It seems I’ve fallen into something of a self-improvement kick.
I hardly recognize myself!
It happens, now and then, in my life. I’ve learned to not put too much stock in it. I pick up and then drop new habits as often as…I can’t even think of a good comparison. Often.
Presently, on top of trying to write every day, I’m attempting to cultivate several “good for me” habits.
I’ve started a new diet and exercise regimen.
I am making a concerted effort to finish every book I have started before beginning another one. At this time I have about twelve books, partially read, to work through one by one.
I am spending at least a few minutes at the end of each day tidying up after myself, so that I’m not greeted by a big huge mess of my own creation on every day off. I worked thirty days in a row in the month of October. That really drove home the need to stay on top of things.
I’m trying to get studio time in every day.
On my day off, I am spending concentrated time on housework before going into the studio or out in the yard to work.
I’m easily distracted or put off-course. I have to be strict.
I set the timer for fifteen minutes.

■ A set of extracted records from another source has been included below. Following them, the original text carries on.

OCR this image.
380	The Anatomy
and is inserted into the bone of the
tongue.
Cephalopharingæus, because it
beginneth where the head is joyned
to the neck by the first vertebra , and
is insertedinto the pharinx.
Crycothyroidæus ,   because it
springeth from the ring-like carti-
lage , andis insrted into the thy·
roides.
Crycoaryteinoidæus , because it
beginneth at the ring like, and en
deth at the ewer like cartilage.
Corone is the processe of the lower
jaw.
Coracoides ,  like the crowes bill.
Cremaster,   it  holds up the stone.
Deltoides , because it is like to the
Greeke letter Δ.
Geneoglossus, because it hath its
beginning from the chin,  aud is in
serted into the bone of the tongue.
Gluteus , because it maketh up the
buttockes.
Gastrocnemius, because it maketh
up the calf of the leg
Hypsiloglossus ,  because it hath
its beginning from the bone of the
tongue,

I start in the bathroom, working as efficiently as I can until the timer rings. I go on to the laundry room, the same, then kitchen, dining room, living room. Another fifteen minutes for the bedroom and the stairs. I try not to worry about getting to every task; I try not to let distractions pull me off course.
It’s a struggle.
Monday, I was about seven minutes in to cleaning the bathroom when I decided to refill the vase. A walk around the yard followed, to decide what blooms would work. Many are far past their prime. I cut a bouquet of rosemary, spent too long arranging it, and then – of course – had to stop to take a photograph of it.
Ah, well…count the walk around the yard as exercise…and then use it all as writing material.
That’s the person I’m familiar with!